Rezension

[REZENSION] Der Raub der Totenmaske

Redakteur: Christiane Demuth

Titel: Der Raub der Totenmaske
Autor: Fabian Lenk
Illustrator: Thilo Krapp
Verlag: Knesebeck
Reihe: Im Zeichen der Kobra 1
empfohlenes Lesealter: ab 11 Jahren
Ausführung: Hardcover, 176 Seiten
Autor:
Fabian Lenk war schon immer ziemlich neugierig, also auf der Suche nach Geheimnissen und Verborgenem. Zunächst wollte er Archäologe werden, entschied sich dann jedoch für Journalistik und wurde Reporter. Inzwischen hat er acht Thriller für Erwachsene sowie rund 250 Kinder- und Jugendbücher veröffentlicht.

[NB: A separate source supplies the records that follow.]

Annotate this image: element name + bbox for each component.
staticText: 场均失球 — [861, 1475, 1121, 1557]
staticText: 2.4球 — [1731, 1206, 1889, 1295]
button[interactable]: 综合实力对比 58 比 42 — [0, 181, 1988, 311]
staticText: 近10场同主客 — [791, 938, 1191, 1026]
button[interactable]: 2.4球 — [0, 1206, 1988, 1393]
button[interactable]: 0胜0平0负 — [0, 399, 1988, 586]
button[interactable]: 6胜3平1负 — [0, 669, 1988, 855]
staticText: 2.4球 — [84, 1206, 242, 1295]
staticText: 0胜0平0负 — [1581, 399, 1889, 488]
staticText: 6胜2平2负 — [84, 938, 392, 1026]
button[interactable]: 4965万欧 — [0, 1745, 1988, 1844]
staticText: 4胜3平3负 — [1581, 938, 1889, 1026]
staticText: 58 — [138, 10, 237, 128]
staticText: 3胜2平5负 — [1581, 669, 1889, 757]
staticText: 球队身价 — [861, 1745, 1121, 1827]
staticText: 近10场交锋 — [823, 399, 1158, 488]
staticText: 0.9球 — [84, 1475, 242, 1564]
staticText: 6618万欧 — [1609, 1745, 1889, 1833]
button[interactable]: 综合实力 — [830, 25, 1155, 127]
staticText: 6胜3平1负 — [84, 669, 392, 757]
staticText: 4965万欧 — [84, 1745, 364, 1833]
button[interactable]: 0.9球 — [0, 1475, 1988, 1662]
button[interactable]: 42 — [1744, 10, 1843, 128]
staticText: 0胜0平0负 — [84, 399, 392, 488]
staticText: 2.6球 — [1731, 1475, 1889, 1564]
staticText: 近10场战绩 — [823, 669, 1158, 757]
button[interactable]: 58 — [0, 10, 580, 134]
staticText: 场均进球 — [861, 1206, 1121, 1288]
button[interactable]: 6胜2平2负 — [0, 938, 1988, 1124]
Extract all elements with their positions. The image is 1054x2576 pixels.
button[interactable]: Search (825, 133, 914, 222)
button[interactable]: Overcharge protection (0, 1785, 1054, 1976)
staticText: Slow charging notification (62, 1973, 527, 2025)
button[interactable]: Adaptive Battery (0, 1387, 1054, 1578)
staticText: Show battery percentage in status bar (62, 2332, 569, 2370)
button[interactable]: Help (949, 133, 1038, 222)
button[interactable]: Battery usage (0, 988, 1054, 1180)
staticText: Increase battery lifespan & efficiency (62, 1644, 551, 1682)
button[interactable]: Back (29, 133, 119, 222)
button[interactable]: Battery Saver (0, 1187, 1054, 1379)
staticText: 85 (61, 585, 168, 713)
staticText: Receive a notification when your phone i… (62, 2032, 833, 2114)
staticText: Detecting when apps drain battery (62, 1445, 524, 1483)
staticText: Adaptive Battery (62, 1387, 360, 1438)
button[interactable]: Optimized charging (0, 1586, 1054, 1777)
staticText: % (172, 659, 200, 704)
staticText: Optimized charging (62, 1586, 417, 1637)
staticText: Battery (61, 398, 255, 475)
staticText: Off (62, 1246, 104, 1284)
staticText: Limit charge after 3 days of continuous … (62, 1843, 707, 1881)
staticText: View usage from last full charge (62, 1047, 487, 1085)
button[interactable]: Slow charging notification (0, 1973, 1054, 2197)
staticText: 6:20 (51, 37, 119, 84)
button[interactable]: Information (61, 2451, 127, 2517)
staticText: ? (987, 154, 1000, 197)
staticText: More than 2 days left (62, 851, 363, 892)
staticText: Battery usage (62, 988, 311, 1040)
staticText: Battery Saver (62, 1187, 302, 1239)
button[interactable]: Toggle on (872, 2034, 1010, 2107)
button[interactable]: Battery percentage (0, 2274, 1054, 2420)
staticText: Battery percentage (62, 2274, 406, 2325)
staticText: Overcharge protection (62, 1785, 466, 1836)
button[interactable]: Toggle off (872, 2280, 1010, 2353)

Bei seinen Recherchen hilft ihm seine Frau Simone – auch dann, wenn er mal nicht weiterweiß.
 
Illustrator:
Thilo Krapp wurde in Herdecke geboren und studierte in Wuppertal Kommunikationsdesign mit Schwerpunkt Illustration. Das 19. Jahrhundert mit all seinen Ereignissen und Stilen interessiert ihn schon von Kindesbeinen an. Er schreibt und zeichnet Sachbücher, illustriert Kinderbücher ab sechs Jahren und setzt Klassiker der Weltliteratur in Comics um. Er lebt zusammen mit seinem Mann in Berlin.

 

DER RAUB DER TOTENMASKE

 

Eine Reise nach Ägypten hält für die Geschwister Anouk, Yana und Yamon einige Entdeckungen bereit. Nicht nur, dass sie mit ihrem Onkel eine neue Grabkammer erkunden, sie lüften dort auch sogleich ein außergewöhnliches Geheimnis, das in den falschen Händen großen Schaden anrichten könnte. Ein weiteres Ziel ihrer Reise führt sie ins Ägyptische Museum. Dort kommt es zu einem nahezu unmöglichen Raub. Die Geschwister sehen sich gezwungen, ihre neu gewonnenen Fähigkeiten einzusetzen, um die Verbrecher dingfest zu machen …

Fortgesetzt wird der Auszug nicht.